Ruscitti, the first woman elected DuPage County regional schools superintendent since the office was established in 1854, previously ran for the U.S. House of Representatives to represent Illinois' 8th Congressional District but withdrew in December 2011. Later that month, she was appointed co-chair of the Illinois Republican Party's statewide Victory Program and the following spring, she was elected chairman of the DuPage County Republican Party.
Over three years, CPS employees spent more than $250,000 on approximately 7,500 gift cards, some of which allegedly were used as a means to circumvent the district's no-petty-cash policy, according to a recent report. Some cards were issued by Target, iTunes and other retailers as family incentives while others were for "large dollar amount" Visa, MasterCard or American Express gift cards, the report said.
"CPS personnel stole or misappropriated a portion of these gift cards," the report said. "As such, the OIG has not only recommended administrative discipline, but also referred these cases to the Cook County state's attorney's office for additional investigation and possible criminal prosecution."

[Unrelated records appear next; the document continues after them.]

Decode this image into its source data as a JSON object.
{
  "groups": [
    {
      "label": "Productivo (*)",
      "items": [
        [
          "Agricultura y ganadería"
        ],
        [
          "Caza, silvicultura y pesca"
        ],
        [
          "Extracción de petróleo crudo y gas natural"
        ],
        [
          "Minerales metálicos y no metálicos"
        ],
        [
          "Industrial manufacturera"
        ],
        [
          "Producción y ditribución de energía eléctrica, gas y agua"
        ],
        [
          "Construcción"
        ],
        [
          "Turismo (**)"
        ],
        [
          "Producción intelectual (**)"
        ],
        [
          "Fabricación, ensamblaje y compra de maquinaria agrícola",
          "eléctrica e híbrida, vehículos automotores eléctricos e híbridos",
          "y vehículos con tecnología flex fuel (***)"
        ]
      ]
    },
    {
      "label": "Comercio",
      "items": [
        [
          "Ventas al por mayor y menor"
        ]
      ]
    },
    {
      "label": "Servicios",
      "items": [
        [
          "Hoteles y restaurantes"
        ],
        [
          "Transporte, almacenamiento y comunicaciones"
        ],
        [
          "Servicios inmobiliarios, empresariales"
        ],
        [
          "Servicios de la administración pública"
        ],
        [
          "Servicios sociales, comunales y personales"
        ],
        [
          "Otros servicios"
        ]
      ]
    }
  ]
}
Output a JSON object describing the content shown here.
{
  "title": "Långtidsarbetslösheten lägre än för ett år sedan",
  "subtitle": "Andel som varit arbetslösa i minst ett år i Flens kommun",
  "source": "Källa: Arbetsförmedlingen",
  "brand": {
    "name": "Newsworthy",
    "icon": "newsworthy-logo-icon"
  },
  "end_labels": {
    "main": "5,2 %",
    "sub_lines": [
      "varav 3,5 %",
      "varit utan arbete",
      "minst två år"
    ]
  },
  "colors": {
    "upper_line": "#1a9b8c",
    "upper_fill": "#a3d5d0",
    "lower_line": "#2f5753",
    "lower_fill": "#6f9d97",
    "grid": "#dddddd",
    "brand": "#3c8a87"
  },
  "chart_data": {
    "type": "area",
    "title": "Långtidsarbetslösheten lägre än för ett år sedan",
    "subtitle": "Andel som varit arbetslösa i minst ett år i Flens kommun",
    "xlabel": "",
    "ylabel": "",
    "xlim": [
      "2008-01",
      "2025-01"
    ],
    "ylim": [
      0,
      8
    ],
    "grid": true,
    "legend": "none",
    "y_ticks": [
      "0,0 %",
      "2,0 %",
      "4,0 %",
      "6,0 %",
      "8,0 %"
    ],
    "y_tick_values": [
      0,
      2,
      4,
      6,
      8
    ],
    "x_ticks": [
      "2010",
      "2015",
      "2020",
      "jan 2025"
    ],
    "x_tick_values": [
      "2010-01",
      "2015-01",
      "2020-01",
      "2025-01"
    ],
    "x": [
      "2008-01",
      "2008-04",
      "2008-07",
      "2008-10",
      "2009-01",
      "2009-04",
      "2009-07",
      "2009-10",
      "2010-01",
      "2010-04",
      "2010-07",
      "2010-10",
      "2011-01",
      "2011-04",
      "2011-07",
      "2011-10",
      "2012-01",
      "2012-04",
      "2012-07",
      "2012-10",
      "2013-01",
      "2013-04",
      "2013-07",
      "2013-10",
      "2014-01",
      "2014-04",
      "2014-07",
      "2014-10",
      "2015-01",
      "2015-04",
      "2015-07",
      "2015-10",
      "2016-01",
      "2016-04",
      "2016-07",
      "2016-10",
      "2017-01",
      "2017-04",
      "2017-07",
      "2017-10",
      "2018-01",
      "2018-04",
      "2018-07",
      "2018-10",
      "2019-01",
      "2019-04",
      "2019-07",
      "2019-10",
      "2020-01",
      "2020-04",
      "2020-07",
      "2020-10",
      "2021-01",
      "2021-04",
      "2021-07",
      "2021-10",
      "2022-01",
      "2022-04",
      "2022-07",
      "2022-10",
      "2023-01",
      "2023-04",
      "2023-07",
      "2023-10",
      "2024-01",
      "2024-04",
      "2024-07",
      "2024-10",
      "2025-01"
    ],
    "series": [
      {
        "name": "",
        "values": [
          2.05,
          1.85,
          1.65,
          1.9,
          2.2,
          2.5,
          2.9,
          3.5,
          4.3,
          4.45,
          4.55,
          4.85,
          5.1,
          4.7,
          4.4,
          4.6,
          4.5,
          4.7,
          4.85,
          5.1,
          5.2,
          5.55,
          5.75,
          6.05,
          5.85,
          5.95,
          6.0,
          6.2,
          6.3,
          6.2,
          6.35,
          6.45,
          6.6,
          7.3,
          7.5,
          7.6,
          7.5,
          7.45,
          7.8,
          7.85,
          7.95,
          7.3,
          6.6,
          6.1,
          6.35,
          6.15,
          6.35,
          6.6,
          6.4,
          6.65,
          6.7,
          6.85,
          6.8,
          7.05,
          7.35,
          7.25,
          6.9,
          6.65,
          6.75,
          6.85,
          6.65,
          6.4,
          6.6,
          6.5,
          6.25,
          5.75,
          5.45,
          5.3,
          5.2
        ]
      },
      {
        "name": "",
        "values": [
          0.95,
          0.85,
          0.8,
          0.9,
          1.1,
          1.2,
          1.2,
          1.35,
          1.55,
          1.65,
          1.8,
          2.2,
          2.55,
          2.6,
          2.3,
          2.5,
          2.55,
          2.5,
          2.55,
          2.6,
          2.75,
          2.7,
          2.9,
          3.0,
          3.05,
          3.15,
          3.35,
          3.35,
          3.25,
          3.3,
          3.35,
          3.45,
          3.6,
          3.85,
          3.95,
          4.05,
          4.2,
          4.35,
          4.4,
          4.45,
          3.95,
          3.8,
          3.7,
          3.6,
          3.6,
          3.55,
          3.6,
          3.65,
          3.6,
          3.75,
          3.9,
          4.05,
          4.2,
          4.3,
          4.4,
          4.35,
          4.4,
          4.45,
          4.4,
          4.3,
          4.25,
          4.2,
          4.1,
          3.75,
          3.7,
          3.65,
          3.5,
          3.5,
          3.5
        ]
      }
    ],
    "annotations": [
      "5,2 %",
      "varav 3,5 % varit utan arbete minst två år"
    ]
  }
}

The report was released Jan. 1 by the Office of the Inspector General (IOG) of Chicago Public Schools as part of its 75-page annual report for fiscal 2017 in the section titled "Theft at CPS Involving Gift Cards Used as Petty Cash." The annual report described almost 1,500 complaints about alleged misconduct, waste, fraud and financial mismanagement during fiscal 2017, but only a fraction of those complaints could be investigated.
Gift cards have been purchased for DuPage County school students and their families, but it was done only recently. The total amount was small and not used in the way as the cards in Chicago's school district, Ruscitti said. "We purchased the cards and distributed them at a holiday party for students," she said.
"The total amount is under $1,000. We do not use any taxpayer dollars as we ask for donations from our staff at the ROE," she said. "The dollars are placed in a 501(c)(3). We log the donations, send thank-you notes to recognize individuals who donated and then purchase gift certificates to be distributed to students at a party. We keep the gift certificate receipts with the identifier number."
Unlike the CPS gift cards, distribution of the gift cards in DuPage County was based more on need and replaced a previous procedure that had run into problems, Ruscitti said, referring to the approximately 40 children in that school system's alternative school. "Most of these children are low socioeconomic status," she said.
"We have never used gift cards for students until this (school)year. In the past, we purchased food for students and their families at Christmas. Outright purchase of food was awkward because we didn't know what people like so we went to Aldi gift certificates," Ruscitti said.
Aldi also works with DuPage schools to make sure the gift cards are not wasted, Ruscitti said. "Overall our purchase is small and transparent as each student gets a card and is accounted," she said.
The report about stolen or misappropriated gift cards intended as incentives for CPS students and their families is disturbing, Ruscitti said. "It is unthinkable that any adult would take anything away from a student in need," she said. "It is so unfortunate and despicable that something like this would happen."